Zoroastrian rites associated with solstices and equinoxes involve the lightning of fires and torches. The Ancient Varšt.mánsar commentary of Yasna 33 talks about the pristine light of the two trees in the realm of pure mind/spirit. The two are known as hadha.náæpta trees (much later identified with pomegranate or jewel tree.) The fire of the two trees is unmarred and cannot be transported to our mundane world. However, whenever sacred flames, lights/lamps are lit in our world, they carry some of the indomitable spirit and magical powers of that brightest of spiritual fires.
The Jewish festival of Hannukah is today one of the more observed and popular festivals in the Jewish calendar.
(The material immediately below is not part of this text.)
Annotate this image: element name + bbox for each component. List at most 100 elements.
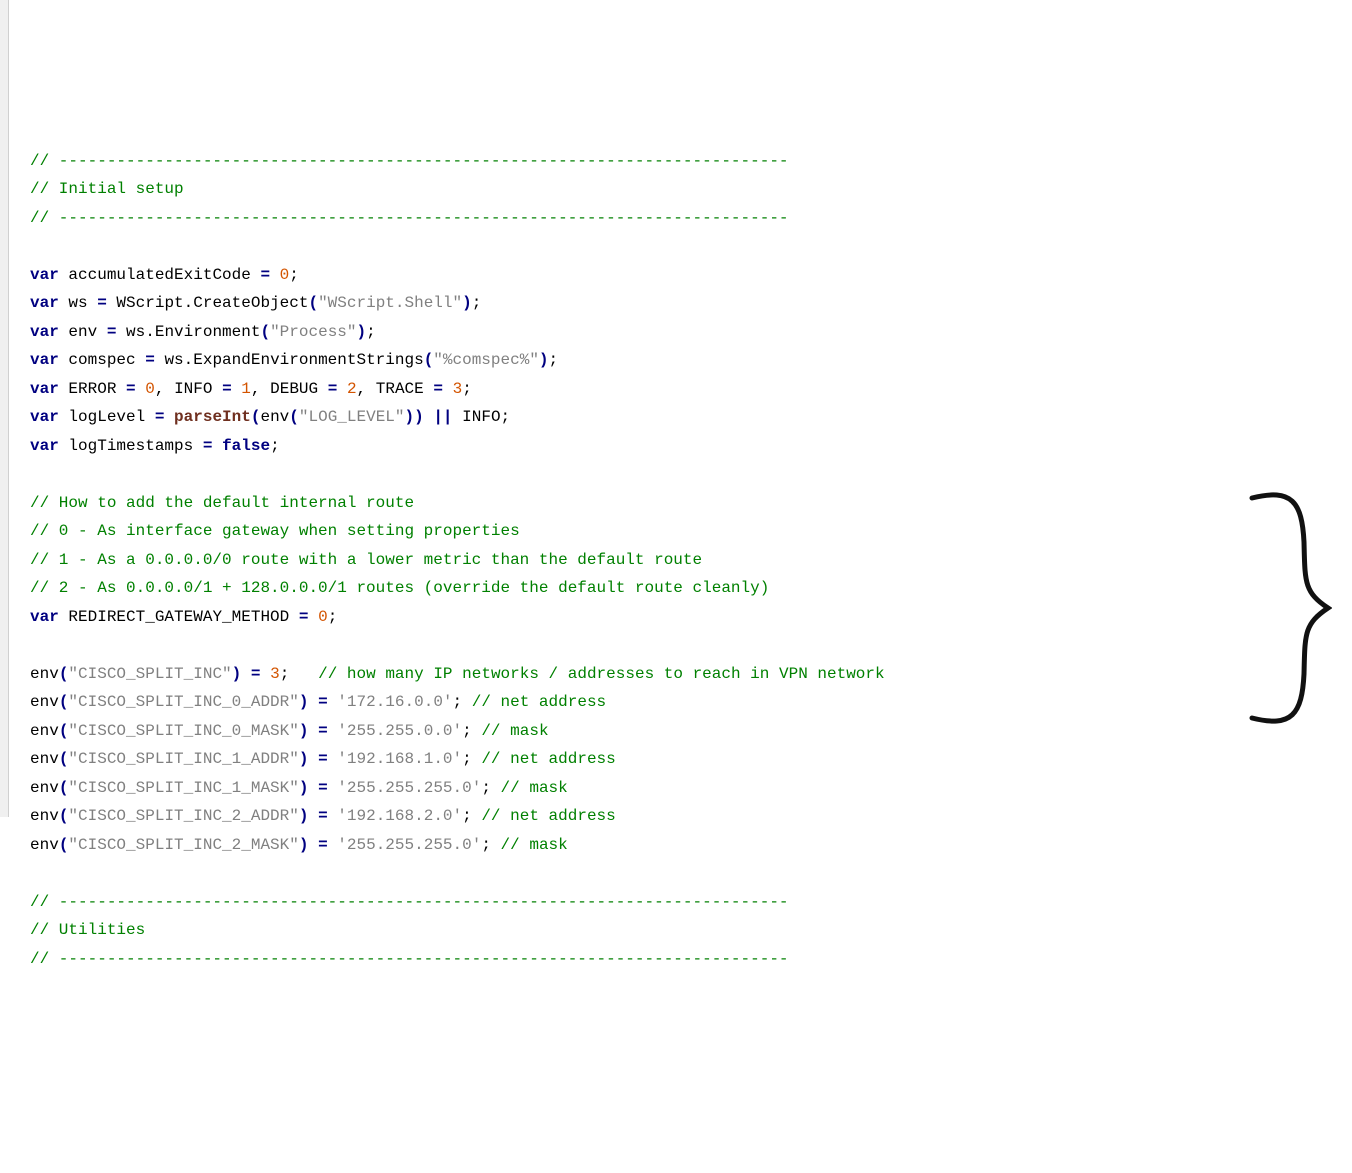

The central ritual activity of Hannukah is the lightning of candles in the home after dark during the eight days of the holiday. This custom in all its ritual detail is primarily a development that took place in Mesopotamia under the Persian Rulers. The festival is said to be based on a fire-based miracle from the era of Nehemiah and the Persian rulers, itself an overt example of Jewish Zoroastrian syncretism.
According to Geofrey Herman, the legend of the fire-based miracle and lightning of candles may have been stimulated by the encounter between Babylonian Judaism and Zoroastrian fire/light veneration, (See Hannukah in Babylonian Talmud and Zoroastrianism.)
Geofrey Herman argues that the Jews of the Persian Empires were aware of the Zoroastrian fire cult and the Zoroastrian fire cult find explicit mention in Babylonian Talmud. The degree to which the Babylonian Talmud rabbis might have been attune to the prominence of fire in Zoroastrianism is suggested by a precise parallel found in the Babylonian Talmud to the Zoroastrian sacred text in Yasna 17.11 that delineates the various types of spiritual fires. (See IBd 39:20 b. Yoma 21b. The rabbinic is introduced as a Baraita.)
Geoffrey Herman further argues that Hannukah has a small place in the rabbinic sources originating in Palestine. Only six isolated traditions referring to kindling lights for Hannukah appear in Jerusalem Talmud. In those six passages too the Babylonian input is predominant.
Geofrey Herman argument seem to be make sense if we Look at the pervasive symbolism of fire/light in winter solstice celebrations of the Zoroastrians and the Zoroastrian fire festival held on November 24th
In conclusion, the word for lamp, torch in Moslem Quran is SIRAJ.
SIRAJ is attested four times in the Qur’ān. The word is clearly a loanword and is a borrowing from Pahlavi, middle Iranian čirāγ,
Parthian čirāγ has been widely borrowed, into: e.g. Armenian črag. The Arabic form may have come from Syriac.